Friday, April 30, 2010 at 7:56AM
- I Want a New Data Store. Jeremy Zawodny of Craigslist wants a new database, one that can do what it should: perform alter table operations faster, has efficient queries when most of the data is on disk and not in RAM, and matches their data that now looks more document oriented than relational. A lot of people willing to help.
- Computer Science Unplugged. An extensive collection of free resources that teach principles of Computer Science such as binary numbers, algorithms and data compression through engaging games and puzzles that use cards, string, crayons and lots of running around. And it's free! Fascinating Interview with Tim Bell on teaching complex computing concepts, creating makers not just users, and how to change schools. From O'Reilly Radar.
- Akamai’s Network Now Pushes Terabits of Data Every Second. Akamai handles 12 million requests per second, logs more than 500 billion requests for content per day, and sends 3.45 terabits per second of data.

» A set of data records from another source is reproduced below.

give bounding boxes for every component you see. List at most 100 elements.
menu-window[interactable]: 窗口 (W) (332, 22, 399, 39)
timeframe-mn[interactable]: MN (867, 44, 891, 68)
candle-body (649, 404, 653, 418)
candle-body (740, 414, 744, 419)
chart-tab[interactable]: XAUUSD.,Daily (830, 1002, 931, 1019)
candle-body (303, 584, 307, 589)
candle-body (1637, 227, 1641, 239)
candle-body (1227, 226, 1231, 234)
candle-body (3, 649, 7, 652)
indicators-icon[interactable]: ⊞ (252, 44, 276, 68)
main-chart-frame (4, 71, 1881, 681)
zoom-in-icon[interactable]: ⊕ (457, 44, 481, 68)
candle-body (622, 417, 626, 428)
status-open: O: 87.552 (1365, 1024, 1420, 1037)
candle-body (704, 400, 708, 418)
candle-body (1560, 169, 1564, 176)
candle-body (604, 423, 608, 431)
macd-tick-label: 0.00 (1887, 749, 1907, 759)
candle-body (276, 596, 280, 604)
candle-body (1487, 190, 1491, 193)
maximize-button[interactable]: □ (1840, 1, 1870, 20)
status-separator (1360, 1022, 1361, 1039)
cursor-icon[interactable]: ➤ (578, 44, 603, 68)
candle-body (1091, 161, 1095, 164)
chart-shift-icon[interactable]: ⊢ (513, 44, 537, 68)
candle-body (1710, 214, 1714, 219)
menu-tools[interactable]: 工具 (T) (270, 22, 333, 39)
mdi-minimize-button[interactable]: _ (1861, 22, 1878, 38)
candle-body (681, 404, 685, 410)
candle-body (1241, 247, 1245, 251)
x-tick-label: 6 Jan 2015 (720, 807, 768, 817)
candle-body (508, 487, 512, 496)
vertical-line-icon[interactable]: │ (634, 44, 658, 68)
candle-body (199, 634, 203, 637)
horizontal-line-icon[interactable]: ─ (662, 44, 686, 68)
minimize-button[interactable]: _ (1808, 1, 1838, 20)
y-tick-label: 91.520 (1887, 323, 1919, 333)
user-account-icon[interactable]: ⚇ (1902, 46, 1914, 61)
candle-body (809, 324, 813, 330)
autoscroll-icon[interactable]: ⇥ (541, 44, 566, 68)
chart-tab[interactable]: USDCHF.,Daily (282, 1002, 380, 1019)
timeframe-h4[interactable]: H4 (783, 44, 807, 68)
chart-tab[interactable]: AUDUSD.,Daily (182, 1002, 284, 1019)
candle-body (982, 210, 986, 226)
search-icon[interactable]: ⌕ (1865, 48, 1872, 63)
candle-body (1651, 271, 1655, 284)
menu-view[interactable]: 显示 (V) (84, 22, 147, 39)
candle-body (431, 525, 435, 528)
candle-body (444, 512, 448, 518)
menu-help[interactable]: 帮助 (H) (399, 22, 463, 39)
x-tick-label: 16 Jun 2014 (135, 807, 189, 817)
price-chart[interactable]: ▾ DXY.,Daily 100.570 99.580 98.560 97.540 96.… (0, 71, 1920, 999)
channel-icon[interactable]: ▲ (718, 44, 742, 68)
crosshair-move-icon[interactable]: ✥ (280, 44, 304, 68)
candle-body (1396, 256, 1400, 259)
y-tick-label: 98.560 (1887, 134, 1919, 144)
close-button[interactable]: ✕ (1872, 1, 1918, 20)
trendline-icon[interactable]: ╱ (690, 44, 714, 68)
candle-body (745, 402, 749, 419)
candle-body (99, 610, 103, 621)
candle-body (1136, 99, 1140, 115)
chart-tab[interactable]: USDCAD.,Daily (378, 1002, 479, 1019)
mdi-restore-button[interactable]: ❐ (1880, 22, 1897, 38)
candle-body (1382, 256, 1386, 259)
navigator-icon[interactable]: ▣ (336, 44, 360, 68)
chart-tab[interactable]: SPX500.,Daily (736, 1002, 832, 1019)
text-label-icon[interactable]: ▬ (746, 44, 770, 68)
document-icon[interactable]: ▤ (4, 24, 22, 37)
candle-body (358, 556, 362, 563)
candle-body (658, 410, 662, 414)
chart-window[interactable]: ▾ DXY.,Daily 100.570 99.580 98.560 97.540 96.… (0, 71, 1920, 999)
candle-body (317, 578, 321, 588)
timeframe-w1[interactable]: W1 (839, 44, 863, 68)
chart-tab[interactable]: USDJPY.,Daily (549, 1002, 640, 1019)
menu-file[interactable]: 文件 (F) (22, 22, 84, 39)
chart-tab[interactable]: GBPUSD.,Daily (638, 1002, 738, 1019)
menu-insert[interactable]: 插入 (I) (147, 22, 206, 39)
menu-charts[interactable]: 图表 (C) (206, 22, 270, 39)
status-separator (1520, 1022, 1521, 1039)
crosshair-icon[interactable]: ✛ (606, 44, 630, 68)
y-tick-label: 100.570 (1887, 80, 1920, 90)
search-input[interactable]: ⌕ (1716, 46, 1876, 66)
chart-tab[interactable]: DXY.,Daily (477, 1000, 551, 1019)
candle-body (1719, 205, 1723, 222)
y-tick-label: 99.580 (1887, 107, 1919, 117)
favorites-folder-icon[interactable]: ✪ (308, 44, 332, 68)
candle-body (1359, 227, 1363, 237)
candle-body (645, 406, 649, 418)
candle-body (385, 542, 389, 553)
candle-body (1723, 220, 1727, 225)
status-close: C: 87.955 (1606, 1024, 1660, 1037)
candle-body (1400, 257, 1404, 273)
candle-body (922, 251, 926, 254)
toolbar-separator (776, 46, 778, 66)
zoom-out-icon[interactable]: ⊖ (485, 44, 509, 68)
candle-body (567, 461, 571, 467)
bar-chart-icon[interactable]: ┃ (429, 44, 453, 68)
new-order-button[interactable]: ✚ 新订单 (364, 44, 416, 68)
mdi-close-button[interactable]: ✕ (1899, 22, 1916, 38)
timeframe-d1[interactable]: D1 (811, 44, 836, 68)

- Google’s MapReduce Programming Model — Revisited. We reverse-engineer the seminal papers on MapReduce and Sawzall, and we capture our ﬁndings as an executable speciﬁcation.
- Facebook Flashcache. James Hamilton describes "a simple write back persistent block cache designed to accelerate reads and writes from slower rotational media by caching data in SSD."
- Pigz – parallel gzip OMG. John Allspaw plays with a single core and multicore version of gzip. With one core zipping a 418m log file took 12.4 seconds. On a 16 core machine with parrallel gzip it to took 1.6 seconds.
- Hadoop Meetup Videos. Videos on Using Hadoop to fight spam at Yahoo! Mail, Hive/HBase integration, Public Terabyte Dataset Project - Web crawling with Amazon's EMR.
- How TokuDB Fractal Tree Indexes Work by Bradley C. Kuszmaul. Fractal Trees are functionally equivalent to B-trees, but run signiﬁcantly faster. Fractal Trees convert random I/O, which involves painfully slow disk seeks, into sequential I/O, which provides up to two orders of magnitude more performance.
- Scaling writes in MySQL by Philip Tellis. After partitioning (12 partitions per day, 2 hours of data per partition) we were able to sustain an insert rate of around 8500 rows per second.
- Attempts at Analyzing 19 million documents using MongoDB map/reduce by Steve Eichert. We still feel that Mongo will be a great place to persist the output of all of our Map/Reduce steps, however, we don’t feel that it’s well suited to the type of analysis that we want to do.
- TR10, and a Bloom/BOOM FAQ. BOOM is the name of a research project based at Berkeley, which seeks to enable programmers to build Orders Of Magnitude bigger systems in O.O.M. less code. Our focus is on enabling developers to easily harness the power of many computers at once, e.g. in the setting of cloud computing.
- Storing log messages in Hadoop by Peter Dikant. Using hadooop to store 20 TB of data.
- Ceph: The Distributed File System Creature from the Object Lagoon by Jeffrey B. Layton. Ceph is a distributed parallel file system promising scalability and performance, something that NFS lacks.
- Horizontal Scalability via Transient, Shardable, and Share-Nothing Resources by Adam Wiggins. Now is the time of horizontal scalability achieved by using resources that are transient, shardable and share nothing with other resources. He gives as example several applications and a language: memcached, CouchDB, Hadoop, Redis, Varnish, RabbitMQ, Erlang, detailing how each one applies those principles.